Libya basınında yer alan haberlere göre, Hafter’e bağlı savaş uçakları Merzuk kentinde Tebu kabilesinin yaşadığı El-Kale Mahallesi’ni hedef aldı.
Hafter’e bağlı güçlerin sözcüsü Ahmed el-Mismari, UMH’ye ait bölgedeki zırhlı araçlara ve “Çadlı yasa dışı savaşçılara” yönelik “isabetli” hava saldırıları düzenlediklerini öne sürdü.
Ancak Mismari’nin “isabetli” diye tanımladığı hava saldırıları 40’tan fazla sivilin ölümüyle sonuçlandı.
Bunun üzerine, Avrupa Birliği (AB) ve Birleşmiş Milletler (BM) Libya Özel Temsilciliği, Merzuk’a düzenlenen hava saldırılarının “savaş suçu” anlamına gelebileceğini belirterek suçluların adalete teslim edilmesini istedi.
Merzuk’taki saldırı Hafter uçaklarının sivilleri vurduğu ilk saldırı değildi. Hafter’e bağlı savaş uçaklarının 2 Temmuz’da başkentin doğusundaki Tecura’daki bir düzensiz göçmen barınağını hedef alması sonucu farklı uyruklardan 60’ın üzerinde göçmen hayatını kaybetti, 130 kadarı da yaralandı.
BM Güvenlik Konseyi (BMGK), kınama açıklamasına rağmen saldırıya yönelik bir karar almakta başarısız kaldı. Hafter’in sözcüsü Mismari, saldırıyı kendilerinin düzenlediğini itiraf ederken, UMH’yi düzensiz göçmenleri “kalkan” olarak kullanmakla suçladı.
Sivil yerleşimlere Grad füzeleri
Hafter güçlerinin sivilleri vurduğu saldırıların çoğunluğu havadan gerçekleşse de operasyonun ilk döneminde Trablus’un en büyük sivil yerleşim alanı Ebu Salim Mahallesi karadan fırlatılan füzelerle hedef alındı.
Hafter güçlerinin Grad füzeleriyle düzenlediği saldırılarda 4’ü sağlık çalışanı 14 sivil hayatını kaybetti, yaklaşık 40 kişi de yaralandı.

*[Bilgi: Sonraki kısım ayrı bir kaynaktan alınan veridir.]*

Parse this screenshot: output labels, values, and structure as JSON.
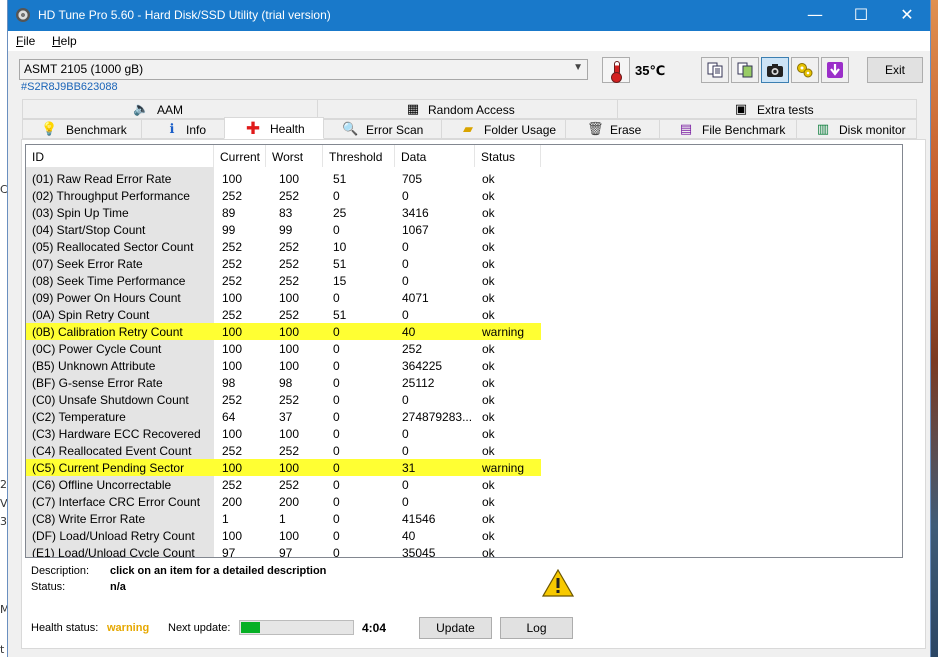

Ebu Salim Mahallesi’ni ayrım gözetmeksizin bombalayan Hafter güçleri, saldırılardan mahalleyi kontrolünde bulunduran UMH’nin sorumlu olduğunu öne sürdü.
Cephe gerisindeki sahra hastanesi 3 kez vuruldu
BM’nin paylaştığı verilere göre, mayıs ayına kadar, Libya’daki savaşta 11 ambulans hedef alındı ve 4 sağlık çalışanı hayatını kaybetti.
Mayıs sonunda eski havalimanı bölgesinin kuzeyinde bir ambulansın takip füzesiyle vurulması sonucu bir doktor, birkaç gün sonra da benzer şekilde bir sağlık çalışanı yaşamını yitirdi.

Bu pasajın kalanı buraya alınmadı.